But while Americans appear to see the very obvious and well-documented issues with qualified immunity, Congress—the branch of government best positioned to abolish the practice—won't touch the topic with a 10-foot pole.
The legislative stagnation isn't for lack of trying. Rep. Justin Amash (L–Mich.) introduced legislation to eliminate qualified immunity. With Rep. Ayanna Pressley (D–Mass.) as his co-sponsor, the bill eventually picked up Republican support. Sen. Mike Braun (R–Ind.) followed suit and crafted his own legislation, which would grant qualified immunity only to officers whose conduct is expressly permitted by federal regulation, federal statutes, state statutes, or case law—essentially the opposite of the current approach.
President Donald Trump has dismissed these efforts to reform qualified immunity as unworthy of his consideration. He is the law-and-order president, and even though qualified immunity is an insult to both law and order, it is also an insult to police unions.
Should presumptive Democratic nominee Joe Biden win in November, it's not completely clear what he would do on the issue. "Vice President Biden thinks qualified immunity has gone too far and needs to be severely reined in," says Jamal Brown, National Press Secretary for the Biden campaign. "It should not protect officers who abuse their power." That statement echoes Biden's "Unity Task Force" recommendations, which were drawn up in coordination with Sen. Bernie Sanders (I–Vt.).
The former vice president has not offered concrete details on how his reforms will distinguish between officials who deserve protection from federal civil lawsuits, but his track record suggests he will go (almost) wherever center-leftists tell him to.
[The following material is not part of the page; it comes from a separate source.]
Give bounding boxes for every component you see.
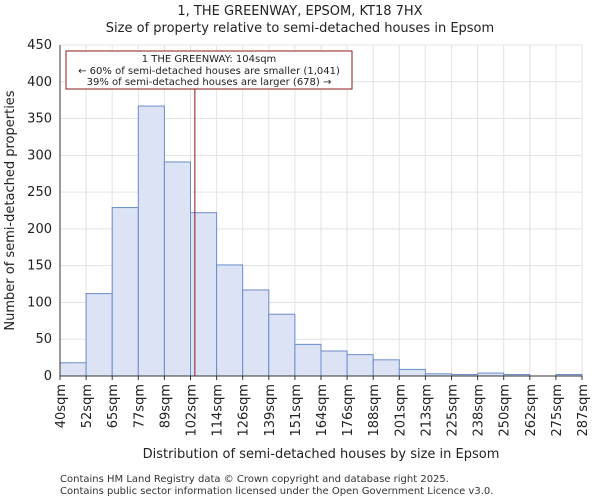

In this case, everyone to the left of Trump overwhelmingly supports sunsetting the doctrine.
For now, though, it appears qualified immunity is poised to meet a rather typical fate, in that it will likely stay exactly as it is.
CORRECTION: The original version of this piece misstated the third poll's findings. A majority of Americans support prioritizing violent crimes over misdemeanor crimes, not victimless crimes.